His references for the style he has developed come from the ancient city of Tiwanaku, 60 kilometres from El Alto, which thrived 500-1000AD when it controlled much of the Southern Andes. The palace at the UNESCO World Heritage Site is still used for political events and speeches today.
"My architecture incorporates lines and motifs from a very ancient architecture, from the imperial capital of Tiwanaku," said Mamani, who visited the archeological site during high school. "I wanted to rescue these lines and motifs from Tiwanaku, and imbue contemporary architecture with these ancient forms."
He takes the geometric shapes found among the ruins – which include depictions of condors, pumas and other natural forms – and blends them into more figural organic designs that also reference elements like mountains, lightning, animals and flowers.
"All of these elements from Tiwanaku can be translated into symmetrical forms in contemporary architecture," Mamani said. "This architecture has its own language, its own culture, its own identity, and translates these ancient ideas into the contemporary city."
For the colours, the architect looks to another local tradition – the woven textiles that are created for, and worn by, women of the Aymara culture. The bright blues, greens, reds and pinks of these fabrics are splashed liberally across the facades of Mamani's buildings.
The finished structures each serve multiple purposes. Typically, the first floors accommodate stores and commercial spaces, while the second and third floors are composed of large activity halls for bringing together families and the community.
Apartments – or sometimes sports facilities – occupy the fourth and fifth floors, then the top floor is reserved for "cholet": a fusion of the words chola (a woman who wears a very wide skirt) and chalet.
The boldly patterned exterior surfaces continue inside the grand halls, where floral motifs form ceiling plates for modern chandeliers and capitals for columns.
Lighting adds to the effect, with 2,000 to 3,000 single coloured bulbs as well as five to seven large chandeliers used in each hall.
"We try to use colour to transmit joy to the occupants," said Mamani, who begins his design process with sketches, then works closely with artists to realise the results.
The craftspeople who work on his projects learn artisanal architectural moulding techniques from a young age. All the colours in the interiors are hand-painted with brushes.
Mamani has so far completed around 70 buildings like this in El Alto, and more than 100 across Bolivia. Many locals consider these structures to be status symbols.

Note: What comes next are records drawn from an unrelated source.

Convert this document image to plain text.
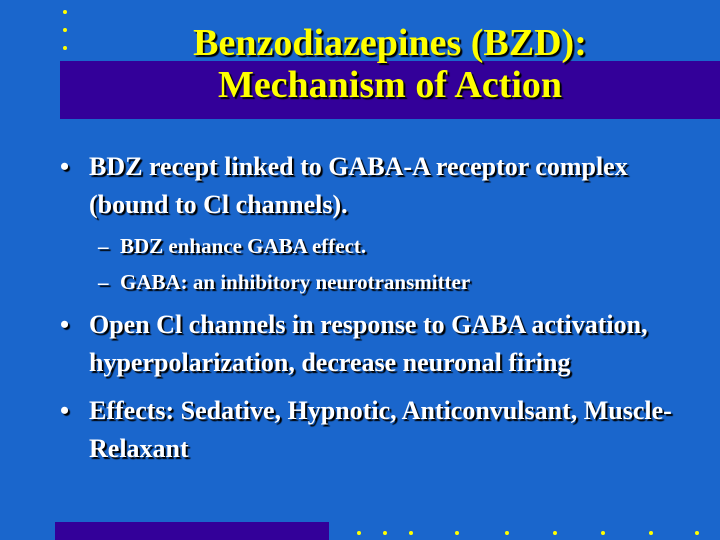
Benzodiazepines (BZD):
Mechanism of Action
• BDZ recept linked to GABA-A receptor complex (bound to Cl channels).
– BDZ enhance GABA effect.
– GABA: an inhibitory neurotransmitter
• Open Cl channels in response to GABA activation, hyperpolarization, decrease neuronal firing
• Effects: Sedative, Hypnotic, Anticonvulsant, Muscle-Relaxant
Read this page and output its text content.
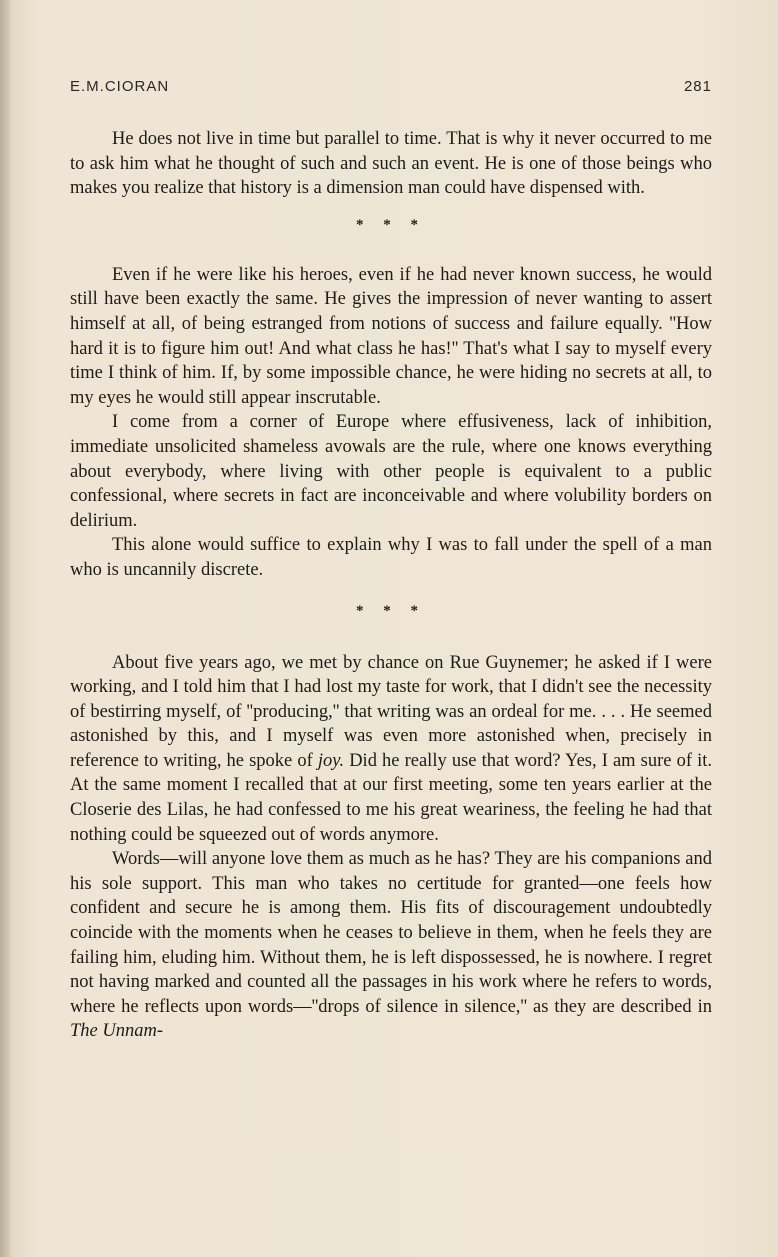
E.M.CIORAN	281

He does not live in time but parallel to time. That is why it never occurred to me to ask him what he thought of such and such an event. He is one of those beings who makes you realize that history is a dimension man could have dispensed with.

* * *

Even if he were like his heroes, even if he had never known success, he would still have been exactly the same. He gives the impression of never wanting to assert himself at all, of being estranged from notions of success and failure equally. ''How hard it is to figure him out! And what class he has!'' That's what I say to myself every time I think of him. If, by some impossible chance, he were hiding no secrets at all, to my eyes he would still appear inscrutable.

I come from a corner of Europe where effusiveness, lack of inhibition, immediate unsolicited shameless avowals are the rule, where one knows everything about everybody, where living with other people is equivalent to a public confessional, where secrets in fact are inconceivable and where volubility borders on delirium.

This alone would suffice to explain why I was to fall under the spell of a man who is uncannily discrete.

* * *

About five years ago, we met by chance on Rue Guynemer; he asked if I were working, and I told him that I had lost my taste for work, that I didn't see the necessity of bestirring myself, of ''producing,'' that writing was an ordeal for me. . . . He seemed astonished by this, and I myself was even more astonished when, precisely in reference to writing, he spoke of joy. Did he really use that word? Yes, I am sure of it. At the same moment I recalled that at our first meeting, some ten years earlier at the Closerie des Lilas, he had confessed to me his great weariness, the feeling he had that nothing could be squeezed out of words anymore.

Words—will anyone love them as much as he has? They are his companions and his sole support. This man who takes no certitude for granted—one feels how confident and secure he is among them. His fits of discouragement undoubtedly coincide with the moments when he ceases to believe in them, when he feels they are failing him, eluding him. Without them, he is left dispossessed, he is nowhere. I regret not having marked and counted all the passages in his work where he refers to words, where he reflects upon words—''drops of silence in silence,'' as they are described in The Unnam-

"My architecture serves as a form of trophy, as many of the Aymara people of El Alto want to win or obtain these buildings," Mamani said. "They want to express their culture and identity through these buildings, but they also show economic power in recent years."
This has not gone unnoticed by competitors in the construction industry, who have tried to capitalise on Mamani's success by mimicking his signature style across their own structures.

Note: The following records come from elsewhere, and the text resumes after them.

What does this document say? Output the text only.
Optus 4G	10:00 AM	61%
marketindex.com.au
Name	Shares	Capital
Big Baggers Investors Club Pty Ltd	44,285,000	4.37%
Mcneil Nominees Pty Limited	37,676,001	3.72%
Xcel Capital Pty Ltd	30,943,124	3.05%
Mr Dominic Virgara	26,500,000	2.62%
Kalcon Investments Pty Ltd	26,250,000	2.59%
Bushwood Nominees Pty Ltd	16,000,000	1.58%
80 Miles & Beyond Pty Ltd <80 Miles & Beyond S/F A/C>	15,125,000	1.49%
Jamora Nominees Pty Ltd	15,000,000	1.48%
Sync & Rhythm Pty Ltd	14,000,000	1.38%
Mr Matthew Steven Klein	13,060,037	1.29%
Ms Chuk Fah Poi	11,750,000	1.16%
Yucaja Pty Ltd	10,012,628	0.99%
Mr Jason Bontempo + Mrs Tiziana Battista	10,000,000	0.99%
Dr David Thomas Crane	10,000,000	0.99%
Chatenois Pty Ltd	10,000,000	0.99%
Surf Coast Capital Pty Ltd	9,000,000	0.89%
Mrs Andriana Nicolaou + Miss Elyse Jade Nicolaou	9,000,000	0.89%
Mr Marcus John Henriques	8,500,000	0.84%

"Other contractors and builders in El Alto have followed in my footsteps, and started integrating colour into the facades," Mamani said. "It doesn't bother me that they copy me, I believe that it is really making the city better in general."
The New Andean Architecture has also sparked interest internationally, and thanks to widespread media attention, is bringing visitors from around the world to El Alto.

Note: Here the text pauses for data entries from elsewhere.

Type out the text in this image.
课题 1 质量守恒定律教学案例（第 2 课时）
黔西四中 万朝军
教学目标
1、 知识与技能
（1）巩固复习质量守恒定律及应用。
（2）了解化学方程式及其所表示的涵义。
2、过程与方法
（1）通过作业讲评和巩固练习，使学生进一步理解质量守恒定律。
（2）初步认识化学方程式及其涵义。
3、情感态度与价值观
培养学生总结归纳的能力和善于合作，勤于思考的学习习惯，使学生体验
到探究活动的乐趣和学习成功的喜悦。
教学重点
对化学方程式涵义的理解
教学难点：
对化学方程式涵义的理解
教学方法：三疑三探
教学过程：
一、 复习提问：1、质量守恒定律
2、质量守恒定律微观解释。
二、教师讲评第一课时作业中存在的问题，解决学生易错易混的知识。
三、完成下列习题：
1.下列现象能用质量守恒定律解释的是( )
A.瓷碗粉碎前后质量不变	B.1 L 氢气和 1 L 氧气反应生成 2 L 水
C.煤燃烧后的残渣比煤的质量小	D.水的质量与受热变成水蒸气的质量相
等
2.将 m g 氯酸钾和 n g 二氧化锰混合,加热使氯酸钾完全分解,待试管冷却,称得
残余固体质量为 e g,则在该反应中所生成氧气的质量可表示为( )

"Another benefit is that tourists are now visiting these buildings, and a tourism industry is building up in a city that was previously monochromatic," Mamani said.
A recreation of one of Mamani's ballrooms forms part of the Southern Geometries: From Mexico to Patagonia exhibition at Fondation Cartier, 261 Boulevard Raspail, Paris, which runs until 24 February 2019.
The Met's In Our Time: A Year of Architecture in a Day symposium took place 19 January 2019, and also included presentations from OMA, MAD, SO-IL and many more.
Videos of the symposium's three sessions are available to watch on Dezeen, which was media partner for the event.
Photography is by Tatewaki Nio unless stated otherwise.